Often when a story associated with a rare book is too good to be true, then it probably isn’t. Such was the case with Notre Dame University’s Hesburgh Library‘s alleged example of anthropodermic bibliopegy: a 1504 philosophy book said to be owned by Christopher Columbus and bound in the skin of a “Moorish chieftan” that was stolen from a monastery as a spoil of war. Our scientific team uncovered via Peptide Mass Fingerprinting (PMF) testing of the book’s binding that while it is not human, its pigskin binding is perhaps more at home at this venerable football school.
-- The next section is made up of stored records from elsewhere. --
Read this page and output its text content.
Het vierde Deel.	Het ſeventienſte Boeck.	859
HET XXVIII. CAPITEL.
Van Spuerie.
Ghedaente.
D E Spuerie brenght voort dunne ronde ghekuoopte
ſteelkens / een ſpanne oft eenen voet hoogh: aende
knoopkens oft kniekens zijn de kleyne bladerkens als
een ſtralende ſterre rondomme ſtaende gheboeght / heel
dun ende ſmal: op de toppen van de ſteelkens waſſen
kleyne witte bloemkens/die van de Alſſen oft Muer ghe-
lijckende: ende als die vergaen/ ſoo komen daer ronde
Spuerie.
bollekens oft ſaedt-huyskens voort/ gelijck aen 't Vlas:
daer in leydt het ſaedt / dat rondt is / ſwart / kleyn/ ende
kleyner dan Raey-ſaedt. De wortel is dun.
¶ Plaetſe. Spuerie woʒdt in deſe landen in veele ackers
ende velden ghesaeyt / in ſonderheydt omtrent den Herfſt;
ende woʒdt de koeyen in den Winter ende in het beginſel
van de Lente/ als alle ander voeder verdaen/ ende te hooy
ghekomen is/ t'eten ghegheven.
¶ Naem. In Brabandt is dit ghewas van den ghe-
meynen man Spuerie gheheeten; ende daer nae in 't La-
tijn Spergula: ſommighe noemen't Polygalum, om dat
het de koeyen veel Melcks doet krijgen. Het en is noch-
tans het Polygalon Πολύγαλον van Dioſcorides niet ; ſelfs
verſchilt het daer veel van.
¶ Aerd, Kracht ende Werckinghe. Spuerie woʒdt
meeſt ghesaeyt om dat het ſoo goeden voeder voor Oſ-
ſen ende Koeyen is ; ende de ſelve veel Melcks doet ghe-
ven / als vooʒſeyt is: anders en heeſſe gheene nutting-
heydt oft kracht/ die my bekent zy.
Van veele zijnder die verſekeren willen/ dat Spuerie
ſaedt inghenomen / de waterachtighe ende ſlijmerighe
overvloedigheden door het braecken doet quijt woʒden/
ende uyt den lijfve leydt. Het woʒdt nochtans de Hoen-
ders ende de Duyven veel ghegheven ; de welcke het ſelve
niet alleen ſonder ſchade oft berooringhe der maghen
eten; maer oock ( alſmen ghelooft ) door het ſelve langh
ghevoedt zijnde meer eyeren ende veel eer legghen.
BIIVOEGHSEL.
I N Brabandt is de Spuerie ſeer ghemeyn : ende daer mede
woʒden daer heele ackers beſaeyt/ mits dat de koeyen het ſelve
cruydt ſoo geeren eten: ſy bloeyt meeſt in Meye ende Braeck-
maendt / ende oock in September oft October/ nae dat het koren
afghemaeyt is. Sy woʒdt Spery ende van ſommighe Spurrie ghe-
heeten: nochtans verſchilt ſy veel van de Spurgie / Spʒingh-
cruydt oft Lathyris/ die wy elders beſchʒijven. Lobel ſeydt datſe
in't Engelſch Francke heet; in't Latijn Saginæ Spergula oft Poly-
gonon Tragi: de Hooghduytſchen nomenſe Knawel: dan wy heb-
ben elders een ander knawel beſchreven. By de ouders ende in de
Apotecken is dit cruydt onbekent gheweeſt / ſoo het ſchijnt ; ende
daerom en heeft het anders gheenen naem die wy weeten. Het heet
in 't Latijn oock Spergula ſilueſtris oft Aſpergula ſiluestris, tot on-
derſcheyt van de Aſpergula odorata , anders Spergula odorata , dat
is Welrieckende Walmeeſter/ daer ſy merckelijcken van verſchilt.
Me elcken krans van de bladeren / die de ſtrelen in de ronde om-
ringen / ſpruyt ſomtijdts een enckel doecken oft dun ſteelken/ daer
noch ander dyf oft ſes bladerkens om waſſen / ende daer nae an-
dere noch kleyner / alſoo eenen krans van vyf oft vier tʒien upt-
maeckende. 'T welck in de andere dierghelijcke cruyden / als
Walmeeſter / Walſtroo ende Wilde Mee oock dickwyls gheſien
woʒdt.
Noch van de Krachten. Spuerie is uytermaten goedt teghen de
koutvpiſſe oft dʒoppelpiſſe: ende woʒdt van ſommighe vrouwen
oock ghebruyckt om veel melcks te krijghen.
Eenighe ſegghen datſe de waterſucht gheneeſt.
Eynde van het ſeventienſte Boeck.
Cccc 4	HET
This Notre Dame Magazine article unravels the odd provenance of this book, proving that even when a book is proven to be a fake human skin book, it often still has plenty of interesting tales to tell.
“Librarians call the story of a rare book’s ownership its provenance, and as ownership stories go, this one’s a corker: A severe churchman, a pivotal moment in Western civilization, a towering historical figure, a plausible if fantastical narrative of the book’s subsequent passage through time.”
In other news, our team’s Megan Rosenbloom is presenting about the team’s work on anthropodermic books at the Archivists and Librarians in the History of the Health Sciences annual meeting in Minneapolis next week, followed by College of Physicians / Mütter Museum librarian Beth Lander speaking about her detective work surrounding the identity of three of the Mütter’s five proven examples of anthropodermic bibliopegy.
There’s a lot of exciting behind-the-scenes work and testing going on at The Anthropodermic Book Project, we hope to have more illuminating results to report in the near future.